How does an author describe a South Indian Brahmin household and their practices with so much perfection when he is in no way connected to that life? The genius of Ameen Merchant lies in making his narrative both gripping and convincing, even to someone who is familiar with the practices describes. “The Silent Raga” is Merchant’s debut novel that delights even the most discerning reader. The beauty of his prose, the sheer poetry of the narrative and the authenticity of the setting are too good to miss.
Lastly, here is a book that must probably have been reviewed a million times by now. “A Thousand Splendid Suns” by Khaled Hosseini is a masterpiece. The descriptions of the horrors of Taliban rule in Afghanistan are gut-wrenching. The travails of the protagonists hits you with a force that is sometimes too much to take. But you continue to read because the narrative is too gripping to ignore. If you ever get your hands on this book and you haven’t read it yet, please do! That’s a personal request.
Read if you have nothing better to do
Nothing much to say about any of these books. They provide good entertainment and sometimes even rise above the mediocre. Dan Brown is an author you can read and enjoy without giving much thought to trivialities like authenticity and realism. Over the past month, I have read two of them. “The Lost Symbol” and “Deception Point.” Both are very good. Both are perfect examples of escapist fiction. You will probably enjoy both if you don’t give much though to how possible and realistic it is. And Dan Brown is just….Dan Brown! So there! Take your pick.

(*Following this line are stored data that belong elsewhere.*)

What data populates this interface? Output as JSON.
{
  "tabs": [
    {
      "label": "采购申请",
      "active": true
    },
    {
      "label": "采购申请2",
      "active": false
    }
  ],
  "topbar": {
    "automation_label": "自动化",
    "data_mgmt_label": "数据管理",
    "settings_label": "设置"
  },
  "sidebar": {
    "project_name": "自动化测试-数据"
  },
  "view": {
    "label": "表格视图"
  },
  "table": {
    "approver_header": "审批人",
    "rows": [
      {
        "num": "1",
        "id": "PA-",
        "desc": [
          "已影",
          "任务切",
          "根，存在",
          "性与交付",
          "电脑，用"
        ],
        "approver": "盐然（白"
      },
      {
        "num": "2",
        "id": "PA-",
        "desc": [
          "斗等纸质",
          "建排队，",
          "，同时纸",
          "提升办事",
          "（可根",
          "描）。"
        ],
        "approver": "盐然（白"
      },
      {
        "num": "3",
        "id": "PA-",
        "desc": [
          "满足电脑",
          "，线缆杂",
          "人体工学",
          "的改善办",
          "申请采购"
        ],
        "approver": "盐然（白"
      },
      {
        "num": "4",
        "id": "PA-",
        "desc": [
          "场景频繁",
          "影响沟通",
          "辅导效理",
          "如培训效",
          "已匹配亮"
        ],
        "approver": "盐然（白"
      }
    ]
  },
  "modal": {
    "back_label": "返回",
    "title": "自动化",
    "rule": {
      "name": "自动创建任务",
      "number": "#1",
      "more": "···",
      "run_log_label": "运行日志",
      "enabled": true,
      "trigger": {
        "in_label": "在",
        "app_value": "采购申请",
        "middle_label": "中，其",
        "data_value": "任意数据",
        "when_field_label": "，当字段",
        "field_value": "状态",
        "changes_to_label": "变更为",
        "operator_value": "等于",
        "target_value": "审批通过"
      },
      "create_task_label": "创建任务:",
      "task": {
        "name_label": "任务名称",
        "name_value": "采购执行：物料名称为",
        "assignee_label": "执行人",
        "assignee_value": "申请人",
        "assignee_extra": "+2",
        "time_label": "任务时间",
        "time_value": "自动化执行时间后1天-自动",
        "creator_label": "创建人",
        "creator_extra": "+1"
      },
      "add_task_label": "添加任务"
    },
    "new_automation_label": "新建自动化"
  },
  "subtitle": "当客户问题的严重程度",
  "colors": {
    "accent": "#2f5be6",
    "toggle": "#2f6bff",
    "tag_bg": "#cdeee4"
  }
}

“The Reluctant Fundamentalist” by Mohsin Hamid has all the ingredients of a must-read book. But somehow, it falls short because of Hamid’s inability to convince the reader about the compulsions that led a Harvard-educated, secular, elite, beef-eating, wine-drinking Pakistani Muslim to becoming a fundamentalist. The girlfriend (if you can call her that), the job, the money, parents, Taliban…it’s all too confusing for us to relate to because we can never really determine what the trigger was. Definitely readable, but only if you can’t find a better book.
Advaita Kala is a chick-lit writer and that label should be enough to keep men away from her debut novel “Almost Single.” But being a single woman, aged 28 years, I could relate to the novel. It’s not great writing, nor does it have any pretensions of being classified as literature. In the same league, is Cecilia Ahern’s “P.S. I Love You.” Chick-lit, depressing, but still readable. You decide.
And finally, “Serious Men” by Manu Joseph. Was vigorously recommended by Praveen, Nikhil and other assorted people. I picked it up somewhat reluctantly. But, the book is definitely not bad. It is not something that I would classify as “unputdownable” but not something I would dismiss easily either.
Don’t touch with a ten-foot barge pole!
Do you think Chetan Bhagat’s book is eminently unreadable? Then Karan Bajaj is worse! “Keep off the grass” is mediocre in every possible way. At least Chetan Bhagat has an engaging writing style that keeps the plot moving and the reader interested. For all my intellectual snobbery, I still found Bhagat’s “One Night at a Call Centre” readable, and even interesting. Bajaj is just unreadable. The language is mediocre and so is the plot. At one point, you begin to wonder if you really should be wasting valuable time reading this tripe! I am not generally so critical of books. I try and give some credit to the author for the effort taken to write the book. Bajaj unfortunately deserves none!